The reason the Tesla gap stings is that “humanoids can’t really do factory work yet” is no longer a safe excuse. Other companies are past the demo. Figure AI’s humanoids are on the BMW line in Spartanburg. Agility’s robots are hauling boxes inside Amazon warehouses. These are not livestream stunts; they are machines clocking hours in real operations, billed by the hour, supervised by real managers.

And then there is Unitree, which quietly did the thing every hype cycle eventually demands and almost never delivers: it made money. Per its IPO prospectus, Unitree shipped more than 5,500 humanoid robots in 2025, booked around 1.7 billion yuan — roughly $250 million — in revenue, and posted a net profit of about 278 million yuan, or some $41 million. A profitable humanoid company is still a rare animal, and the one that exists is not the one with the most famous founder. It’s a Chinese firm that priced its robots to actually sell and shipped them by the thousand.
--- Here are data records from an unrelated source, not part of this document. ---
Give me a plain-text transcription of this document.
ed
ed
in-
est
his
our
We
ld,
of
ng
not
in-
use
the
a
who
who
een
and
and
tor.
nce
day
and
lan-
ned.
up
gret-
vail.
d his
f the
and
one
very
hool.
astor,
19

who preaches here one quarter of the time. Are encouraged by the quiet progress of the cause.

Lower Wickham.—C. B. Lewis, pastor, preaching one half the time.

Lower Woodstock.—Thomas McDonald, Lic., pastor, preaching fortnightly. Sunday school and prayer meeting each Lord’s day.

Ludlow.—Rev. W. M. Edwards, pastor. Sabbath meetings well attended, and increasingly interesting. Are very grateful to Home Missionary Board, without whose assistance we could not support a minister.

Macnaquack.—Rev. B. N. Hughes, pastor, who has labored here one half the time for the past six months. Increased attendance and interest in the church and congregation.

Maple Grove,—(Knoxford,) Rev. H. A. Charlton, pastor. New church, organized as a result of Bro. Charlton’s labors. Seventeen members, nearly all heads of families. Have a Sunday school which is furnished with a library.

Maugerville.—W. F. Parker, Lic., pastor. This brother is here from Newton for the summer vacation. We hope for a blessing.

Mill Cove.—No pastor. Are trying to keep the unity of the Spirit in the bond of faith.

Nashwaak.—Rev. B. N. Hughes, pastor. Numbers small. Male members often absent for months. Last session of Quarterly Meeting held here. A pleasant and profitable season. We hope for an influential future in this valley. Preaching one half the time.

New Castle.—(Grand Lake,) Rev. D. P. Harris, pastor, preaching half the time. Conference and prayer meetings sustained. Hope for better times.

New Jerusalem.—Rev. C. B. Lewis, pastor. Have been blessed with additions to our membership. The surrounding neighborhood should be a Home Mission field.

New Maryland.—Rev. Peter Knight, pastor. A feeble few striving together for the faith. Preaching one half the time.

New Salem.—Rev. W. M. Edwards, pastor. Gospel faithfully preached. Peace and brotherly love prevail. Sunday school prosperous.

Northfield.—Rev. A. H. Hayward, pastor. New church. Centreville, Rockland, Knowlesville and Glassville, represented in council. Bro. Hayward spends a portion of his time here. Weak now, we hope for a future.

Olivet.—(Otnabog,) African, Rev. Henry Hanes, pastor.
For anyone tracking which jobs automation actually touches, the lesson is to watch the loading dock, not the keynote. The displacement that matters comes from robots that are deployed, reliable, and cheaper than the worker beside them — and right now those robots are wearing Figure, Agility and Unitree badges, not Tesla ones. Optimus may still get there; Tesla has the capital and the assembly-line expertise to make a serious run at it. But “may get there” is a very different claim than the one that has been on the slides for years, and the people betting money have read the difference correctly.